Utopian novelist with close links to Victorian New Zealand
I was intrigued recently to see the online Oxford Dictionary of Biography feature Samuel Butler as one of its lives of the week, mostly because Butler also featured in lessons back in my school days.
Born in Nottinhamshire in December 1835, Butler began his life of self-questioning as a lay preacher at St James's, Piccadilly, where he got fed up with patriarchal Victorian hypocrisy, and expressed his views in a novel, The Way of All Flesh.
Then he aspired to become an artist, despite the disgust of his father, who declared to him that following such a course would "throw you into very dangerous company." So, he headed off for New Zealand, the most distant British colony, with four thousand pounds from his father, who approved of the idea, believing that the rough real world downunder would knock all that artistic nonsense out of his head.

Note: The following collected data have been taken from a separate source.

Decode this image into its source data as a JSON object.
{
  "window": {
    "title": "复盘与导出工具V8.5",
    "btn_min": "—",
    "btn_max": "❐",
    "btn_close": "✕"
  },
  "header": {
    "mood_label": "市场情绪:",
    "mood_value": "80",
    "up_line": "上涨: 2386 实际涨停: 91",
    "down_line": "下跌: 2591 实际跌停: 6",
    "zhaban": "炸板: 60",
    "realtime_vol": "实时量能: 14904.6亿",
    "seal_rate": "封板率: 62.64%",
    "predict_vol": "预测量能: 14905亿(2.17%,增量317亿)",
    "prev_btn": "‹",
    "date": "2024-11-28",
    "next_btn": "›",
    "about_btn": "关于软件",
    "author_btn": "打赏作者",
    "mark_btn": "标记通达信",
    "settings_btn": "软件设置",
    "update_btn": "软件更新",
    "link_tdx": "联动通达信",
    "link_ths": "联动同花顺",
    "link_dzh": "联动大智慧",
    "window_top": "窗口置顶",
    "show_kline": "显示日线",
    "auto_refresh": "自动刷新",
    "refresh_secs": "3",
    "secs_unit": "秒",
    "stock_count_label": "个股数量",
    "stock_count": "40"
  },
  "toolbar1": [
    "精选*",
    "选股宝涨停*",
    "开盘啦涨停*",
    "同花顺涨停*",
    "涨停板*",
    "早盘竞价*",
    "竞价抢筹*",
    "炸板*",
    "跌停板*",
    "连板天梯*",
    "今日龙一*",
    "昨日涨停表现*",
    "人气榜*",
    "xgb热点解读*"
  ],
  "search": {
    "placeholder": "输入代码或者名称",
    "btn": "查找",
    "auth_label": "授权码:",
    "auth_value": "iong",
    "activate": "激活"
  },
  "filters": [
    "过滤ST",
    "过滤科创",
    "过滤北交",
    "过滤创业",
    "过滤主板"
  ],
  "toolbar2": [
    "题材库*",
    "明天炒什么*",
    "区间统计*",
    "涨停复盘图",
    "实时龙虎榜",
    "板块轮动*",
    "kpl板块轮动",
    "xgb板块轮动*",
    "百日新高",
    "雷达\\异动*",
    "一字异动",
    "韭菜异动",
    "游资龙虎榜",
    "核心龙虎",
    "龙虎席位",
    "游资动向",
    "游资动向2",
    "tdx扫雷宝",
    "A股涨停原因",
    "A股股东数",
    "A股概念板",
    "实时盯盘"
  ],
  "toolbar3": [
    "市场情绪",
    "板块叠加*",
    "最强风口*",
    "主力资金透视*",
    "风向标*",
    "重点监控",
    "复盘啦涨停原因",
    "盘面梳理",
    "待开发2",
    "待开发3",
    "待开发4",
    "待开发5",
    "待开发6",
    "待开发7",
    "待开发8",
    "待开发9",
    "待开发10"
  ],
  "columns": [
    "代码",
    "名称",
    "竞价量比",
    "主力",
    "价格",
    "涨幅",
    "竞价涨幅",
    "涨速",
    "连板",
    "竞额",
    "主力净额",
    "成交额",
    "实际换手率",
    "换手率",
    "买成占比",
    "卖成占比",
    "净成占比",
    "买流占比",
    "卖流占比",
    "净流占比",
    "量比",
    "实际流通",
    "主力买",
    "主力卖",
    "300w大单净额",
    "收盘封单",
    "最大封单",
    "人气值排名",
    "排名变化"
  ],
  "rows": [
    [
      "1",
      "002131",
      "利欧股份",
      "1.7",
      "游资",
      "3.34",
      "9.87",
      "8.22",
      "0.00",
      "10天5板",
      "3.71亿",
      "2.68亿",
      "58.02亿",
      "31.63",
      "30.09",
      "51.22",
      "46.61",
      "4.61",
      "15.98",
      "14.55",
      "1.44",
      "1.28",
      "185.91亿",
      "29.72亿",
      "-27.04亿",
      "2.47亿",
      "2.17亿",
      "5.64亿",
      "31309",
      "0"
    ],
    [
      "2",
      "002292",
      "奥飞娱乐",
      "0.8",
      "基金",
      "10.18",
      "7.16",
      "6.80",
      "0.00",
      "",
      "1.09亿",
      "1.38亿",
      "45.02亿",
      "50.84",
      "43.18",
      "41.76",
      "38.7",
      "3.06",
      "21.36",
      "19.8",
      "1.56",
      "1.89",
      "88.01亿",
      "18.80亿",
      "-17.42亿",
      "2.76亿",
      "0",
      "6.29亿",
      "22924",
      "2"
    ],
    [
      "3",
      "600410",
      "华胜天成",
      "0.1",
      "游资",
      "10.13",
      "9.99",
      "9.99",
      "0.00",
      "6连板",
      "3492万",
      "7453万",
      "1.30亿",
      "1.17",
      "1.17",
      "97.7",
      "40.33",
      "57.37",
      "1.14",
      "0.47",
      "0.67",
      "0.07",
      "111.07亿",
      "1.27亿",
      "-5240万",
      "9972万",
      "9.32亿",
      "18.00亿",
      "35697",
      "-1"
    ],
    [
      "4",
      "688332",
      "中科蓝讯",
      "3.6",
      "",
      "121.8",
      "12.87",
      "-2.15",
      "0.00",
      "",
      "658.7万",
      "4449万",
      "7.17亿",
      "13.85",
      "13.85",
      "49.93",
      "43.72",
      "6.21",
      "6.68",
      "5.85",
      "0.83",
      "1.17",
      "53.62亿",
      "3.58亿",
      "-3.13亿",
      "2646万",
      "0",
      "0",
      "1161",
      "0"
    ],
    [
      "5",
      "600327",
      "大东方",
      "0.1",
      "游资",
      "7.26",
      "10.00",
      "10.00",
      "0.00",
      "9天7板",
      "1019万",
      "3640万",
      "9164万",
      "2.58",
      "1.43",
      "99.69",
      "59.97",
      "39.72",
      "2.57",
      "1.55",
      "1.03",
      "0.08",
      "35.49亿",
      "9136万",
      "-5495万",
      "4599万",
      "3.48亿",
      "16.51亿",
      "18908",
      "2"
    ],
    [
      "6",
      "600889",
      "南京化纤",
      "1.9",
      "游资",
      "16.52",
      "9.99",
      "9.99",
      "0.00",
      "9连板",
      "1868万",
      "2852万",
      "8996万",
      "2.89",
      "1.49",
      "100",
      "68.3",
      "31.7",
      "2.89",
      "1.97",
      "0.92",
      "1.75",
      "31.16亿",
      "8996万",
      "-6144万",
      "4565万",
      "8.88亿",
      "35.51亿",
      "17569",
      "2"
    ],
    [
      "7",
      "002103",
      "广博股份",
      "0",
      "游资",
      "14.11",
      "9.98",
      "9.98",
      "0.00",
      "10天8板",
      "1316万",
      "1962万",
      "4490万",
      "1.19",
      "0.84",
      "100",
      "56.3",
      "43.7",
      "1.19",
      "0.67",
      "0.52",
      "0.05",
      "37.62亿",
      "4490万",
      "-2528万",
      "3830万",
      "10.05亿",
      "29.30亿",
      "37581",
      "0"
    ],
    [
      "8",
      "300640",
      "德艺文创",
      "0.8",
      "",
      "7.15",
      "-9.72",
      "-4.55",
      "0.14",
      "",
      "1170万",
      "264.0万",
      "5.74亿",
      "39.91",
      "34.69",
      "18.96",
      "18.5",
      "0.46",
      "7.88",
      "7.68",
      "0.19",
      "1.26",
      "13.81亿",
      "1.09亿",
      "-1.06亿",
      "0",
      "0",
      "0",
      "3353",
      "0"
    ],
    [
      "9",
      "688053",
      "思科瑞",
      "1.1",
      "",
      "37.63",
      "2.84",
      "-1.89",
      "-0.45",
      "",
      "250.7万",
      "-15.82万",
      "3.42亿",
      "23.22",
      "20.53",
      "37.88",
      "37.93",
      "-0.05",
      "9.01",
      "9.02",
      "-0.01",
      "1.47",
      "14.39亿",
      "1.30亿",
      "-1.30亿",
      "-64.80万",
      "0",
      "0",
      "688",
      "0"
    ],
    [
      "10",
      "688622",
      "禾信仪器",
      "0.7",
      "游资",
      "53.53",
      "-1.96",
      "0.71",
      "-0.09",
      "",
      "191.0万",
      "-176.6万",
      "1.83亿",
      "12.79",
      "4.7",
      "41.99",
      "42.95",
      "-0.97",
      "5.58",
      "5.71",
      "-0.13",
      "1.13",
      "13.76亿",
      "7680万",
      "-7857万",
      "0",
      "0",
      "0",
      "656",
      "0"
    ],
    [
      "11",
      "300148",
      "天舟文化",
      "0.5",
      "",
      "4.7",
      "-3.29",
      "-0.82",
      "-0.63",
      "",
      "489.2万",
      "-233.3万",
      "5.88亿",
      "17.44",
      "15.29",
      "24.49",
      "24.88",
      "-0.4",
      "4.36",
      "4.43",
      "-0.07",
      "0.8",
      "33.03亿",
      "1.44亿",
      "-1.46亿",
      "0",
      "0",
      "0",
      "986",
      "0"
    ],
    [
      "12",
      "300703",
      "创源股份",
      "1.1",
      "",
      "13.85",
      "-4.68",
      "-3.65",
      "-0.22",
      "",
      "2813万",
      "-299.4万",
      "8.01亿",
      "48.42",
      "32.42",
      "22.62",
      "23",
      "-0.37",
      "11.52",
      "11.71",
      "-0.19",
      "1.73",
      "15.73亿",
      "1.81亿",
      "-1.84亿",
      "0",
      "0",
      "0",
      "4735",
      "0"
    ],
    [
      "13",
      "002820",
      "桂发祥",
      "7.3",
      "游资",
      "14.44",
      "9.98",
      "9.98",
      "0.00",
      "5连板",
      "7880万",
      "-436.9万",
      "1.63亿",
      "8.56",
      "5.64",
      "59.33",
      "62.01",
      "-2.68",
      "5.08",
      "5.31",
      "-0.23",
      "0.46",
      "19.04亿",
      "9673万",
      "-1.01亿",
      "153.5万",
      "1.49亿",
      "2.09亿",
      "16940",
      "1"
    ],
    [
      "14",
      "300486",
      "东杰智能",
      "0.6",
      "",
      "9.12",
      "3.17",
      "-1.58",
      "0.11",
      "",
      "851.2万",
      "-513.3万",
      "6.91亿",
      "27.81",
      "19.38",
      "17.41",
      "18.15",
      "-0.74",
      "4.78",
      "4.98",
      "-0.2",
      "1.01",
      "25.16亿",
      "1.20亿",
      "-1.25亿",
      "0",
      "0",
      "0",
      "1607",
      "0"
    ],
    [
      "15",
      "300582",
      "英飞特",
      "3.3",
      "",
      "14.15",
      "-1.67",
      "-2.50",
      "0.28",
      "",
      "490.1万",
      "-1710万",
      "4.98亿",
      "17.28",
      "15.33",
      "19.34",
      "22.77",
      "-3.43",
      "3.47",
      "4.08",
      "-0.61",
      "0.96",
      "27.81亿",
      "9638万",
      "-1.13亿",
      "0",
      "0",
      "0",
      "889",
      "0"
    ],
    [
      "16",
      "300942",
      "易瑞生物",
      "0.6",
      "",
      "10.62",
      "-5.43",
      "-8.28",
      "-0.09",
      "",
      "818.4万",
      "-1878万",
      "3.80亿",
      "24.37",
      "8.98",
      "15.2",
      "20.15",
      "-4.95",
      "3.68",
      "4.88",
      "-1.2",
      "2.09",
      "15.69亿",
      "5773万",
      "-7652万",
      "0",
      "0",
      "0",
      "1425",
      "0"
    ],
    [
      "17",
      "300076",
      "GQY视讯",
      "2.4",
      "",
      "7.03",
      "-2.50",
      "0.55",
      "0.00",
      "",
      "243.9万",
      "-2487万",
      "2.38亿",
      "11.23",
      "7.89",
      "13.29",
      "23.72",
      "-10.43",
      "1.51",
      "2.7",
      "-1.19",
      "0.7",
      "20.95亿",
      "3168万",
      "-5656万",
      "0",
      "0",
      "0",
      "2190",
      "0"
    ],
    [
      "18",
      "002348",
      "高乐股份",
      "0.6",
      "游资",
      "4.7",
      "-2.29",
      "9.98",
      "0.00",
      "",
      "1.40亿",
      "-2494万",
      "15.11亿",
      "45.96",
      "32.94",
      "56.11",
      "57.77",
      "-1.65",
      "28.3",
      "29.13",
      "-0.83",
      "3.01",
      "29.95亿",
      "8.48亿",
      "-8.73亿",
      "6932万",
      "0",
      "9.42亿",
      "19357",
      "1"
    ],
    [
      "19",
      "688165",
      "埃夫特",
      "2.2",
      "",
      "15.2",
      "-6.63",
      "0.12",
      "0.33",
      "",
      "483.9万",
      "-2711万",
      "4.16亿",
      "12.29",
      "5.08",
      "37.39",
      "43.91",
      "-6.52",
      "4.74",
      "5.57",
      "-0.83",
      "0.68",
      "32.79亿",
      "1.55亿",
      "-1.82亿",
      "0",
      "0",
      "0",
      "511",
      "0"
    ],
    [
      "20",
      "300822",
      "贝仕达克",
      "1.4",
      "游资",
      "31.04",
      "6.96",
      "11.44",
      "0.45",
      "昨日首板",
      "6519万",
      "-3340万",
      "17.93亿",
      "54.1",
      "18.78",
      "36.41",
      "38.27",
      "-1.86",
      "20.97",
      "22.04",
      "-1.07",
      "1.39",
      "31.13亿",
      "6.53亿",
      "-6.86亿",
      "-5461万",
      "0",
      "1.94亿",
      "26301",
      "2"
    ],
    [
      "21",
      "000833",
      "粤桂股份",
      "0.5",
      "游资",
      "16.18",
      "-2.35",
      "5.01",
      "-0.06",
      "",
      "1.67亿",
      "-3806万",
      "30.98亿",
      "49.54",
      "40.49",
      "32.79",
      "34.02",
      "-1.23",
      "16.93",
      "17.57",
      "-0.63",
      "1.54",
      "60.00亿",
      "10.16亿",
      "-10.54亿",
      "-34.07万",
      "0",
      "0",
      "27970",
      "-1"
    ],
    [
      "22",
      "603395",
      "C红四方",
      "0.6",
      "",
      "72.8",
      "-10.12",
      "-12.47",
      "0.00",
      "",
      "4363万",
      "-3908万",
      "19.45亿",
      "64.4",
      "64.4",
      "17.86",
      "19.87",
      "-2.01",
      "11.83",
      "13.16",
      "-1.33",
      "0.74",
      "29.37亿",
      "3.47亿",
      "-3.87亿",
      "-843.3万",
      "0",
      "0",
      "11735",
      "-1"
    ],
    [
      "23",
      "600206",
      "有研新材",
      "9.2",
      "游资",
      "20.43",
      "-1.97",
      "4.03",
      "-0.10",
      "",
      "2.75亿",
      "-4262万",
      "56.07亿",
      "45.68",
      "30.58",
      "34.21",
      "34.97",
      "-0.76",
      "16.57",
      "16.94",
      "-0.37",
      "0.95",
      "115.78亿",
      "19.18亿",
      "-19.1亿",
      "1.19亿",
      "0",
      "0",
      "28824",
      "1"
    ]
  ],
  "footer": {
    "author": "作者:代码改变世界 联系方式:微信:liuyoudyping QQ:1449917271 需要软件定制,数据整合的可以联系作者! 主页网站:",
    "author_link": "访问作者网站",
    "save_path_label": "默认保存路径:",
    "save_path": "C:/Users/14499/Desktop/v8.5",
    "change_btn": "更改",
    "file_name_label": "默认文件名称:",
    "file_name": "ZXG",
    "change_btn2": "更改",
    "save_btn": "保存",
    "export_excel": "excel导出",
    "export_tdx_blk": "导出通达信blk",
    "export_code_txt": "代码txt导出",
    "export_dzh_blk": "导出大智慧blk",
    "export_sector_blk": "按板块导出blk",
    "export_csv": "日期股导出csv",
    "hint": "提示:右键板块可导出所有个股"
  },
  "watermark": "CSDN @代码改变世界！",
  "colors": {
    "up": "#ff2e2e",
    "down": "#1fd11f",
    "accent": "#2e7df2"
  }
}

Butler, therefore, boarded the Roman Emperor at Gravesend (September 30, 1859) with his father's blessing. After arriving in Canterbury, he set up as a sheep farmer, that kind of occupation being a popular one in that place at that time. He wrote lots of letters home describing his new life, and his father was so impressed with them that he collected them together and had them published as A First Year in Canterbury Settlement, in 1863, with a preface written by himself.
An energetic young man, Samuel Butler engaged himself in the cultural life of the colony, wrote a utopian novel, organized the first art exhibitions at the Canterbury Club, and had essays published in the Christchurch Press. The most famous of these is an amusing piece called "Darwin among the machines," where he imagines the consequences of the newly published Origin of Species.
In 1864, having amassed a tidy profit, he returned to London and his early ambition of being a painter. He enrolled in art schools, produced some quite wellknown works ("Family Prayers" -- reproduced above -- being one), and dabbled in the new art of photography. He was fated to become more famous as a writer, though -- in 1872, he finally published the utopian novel he had written back in New Zealand. Called Erewhon, (an anagram of "nowhere"), and without his name on the title page or jacket, it received considerable acclaim -- and was fated, as I might have mentioned earlier, to feature in literature lessons in New Zealand schools.